Members of the parish of St Francis Xavier at the Bluff are among the thousands who have come on pilgrimage during the Year of Mercy to the Cathedral and the DHC.
Year of Mercy — pilgrimages end, works of mercy continue
[Reprinted from Denis Hurley Centre Update]
Almost every other Saturday in 2016 there have been large groups of pilgrims visiting Emmanuel Cathedral and the Denis Hurley Centre as part of the Year of Mercy. Sometimes it is a single parish; sometimes a number of parishes from a Deanery in which case the group can be as many as 800 people.
The pilgrimages have usually begun with a formal re-opening of the Holy Door as a symbol that God our Merciful Father is always ready to open the door to any one of us who is seeking mercy. After the procession there has been exposition of the Blessed Sacrament and Benediction, a Service of Reconciliation followed by Confessions, and then a celebratory Mass of Mercy. For many Catholics in the Archdiocese, this is the first time in years that they have been back at the Cathedral and it is a great homecoming.

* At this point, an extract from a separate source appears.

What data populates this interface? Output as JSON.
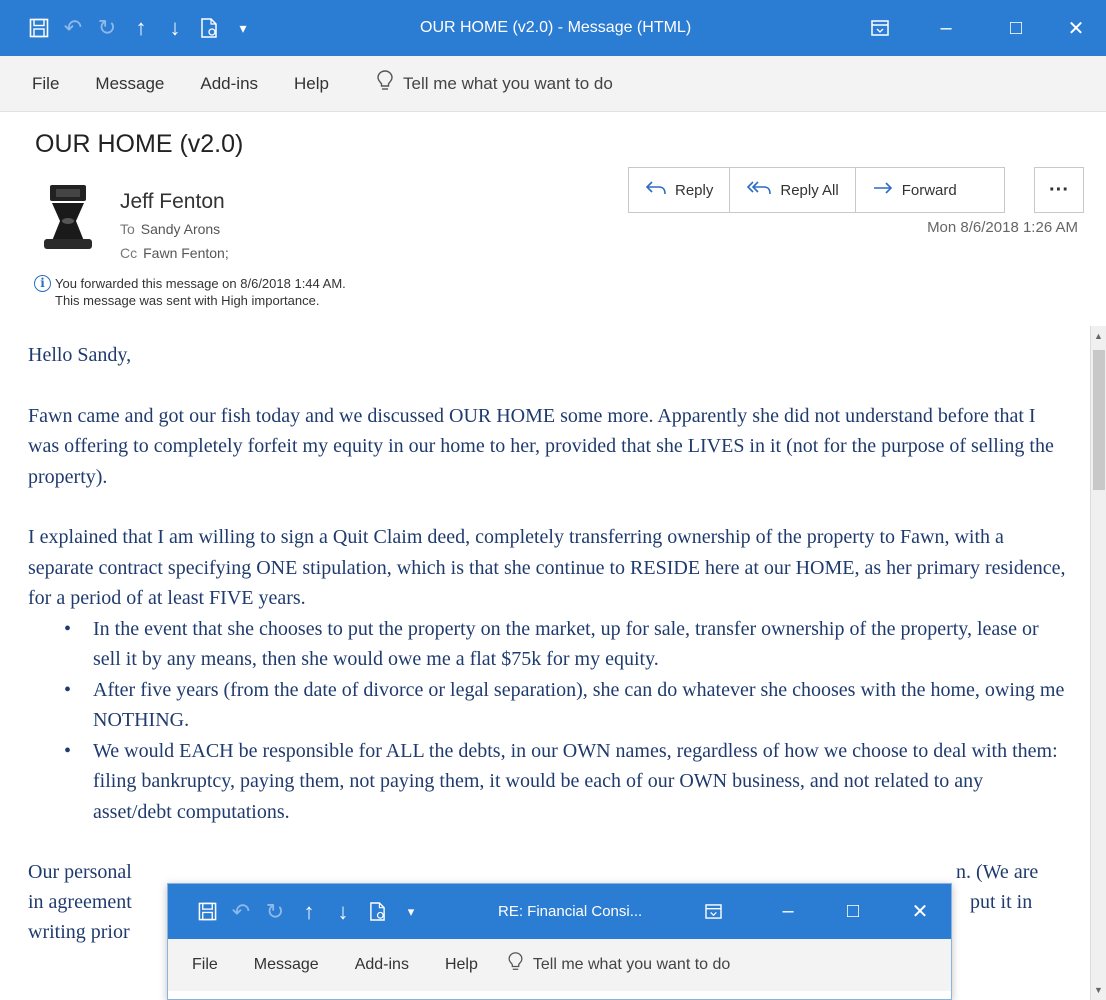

Most groups have then moved over to the Denis Hurley Centre for a presentation and a tour. Pope Francis said that in the Year of Mercy he wants the Church to be ‘the house that welcomes all and refuses no one’. We show how we live this out every day in the Centre by carrying out the corporal Works of Mercy listed in Matthew’s Gospel (Ch 25) —feeding the hungry, caring for the sick, welcoming the stranger and so on.
Many visitors are inspired to see how they can share God’s mercy in their own communities; others have been moved to support us as we continue the works of Mercy even beyond 2016.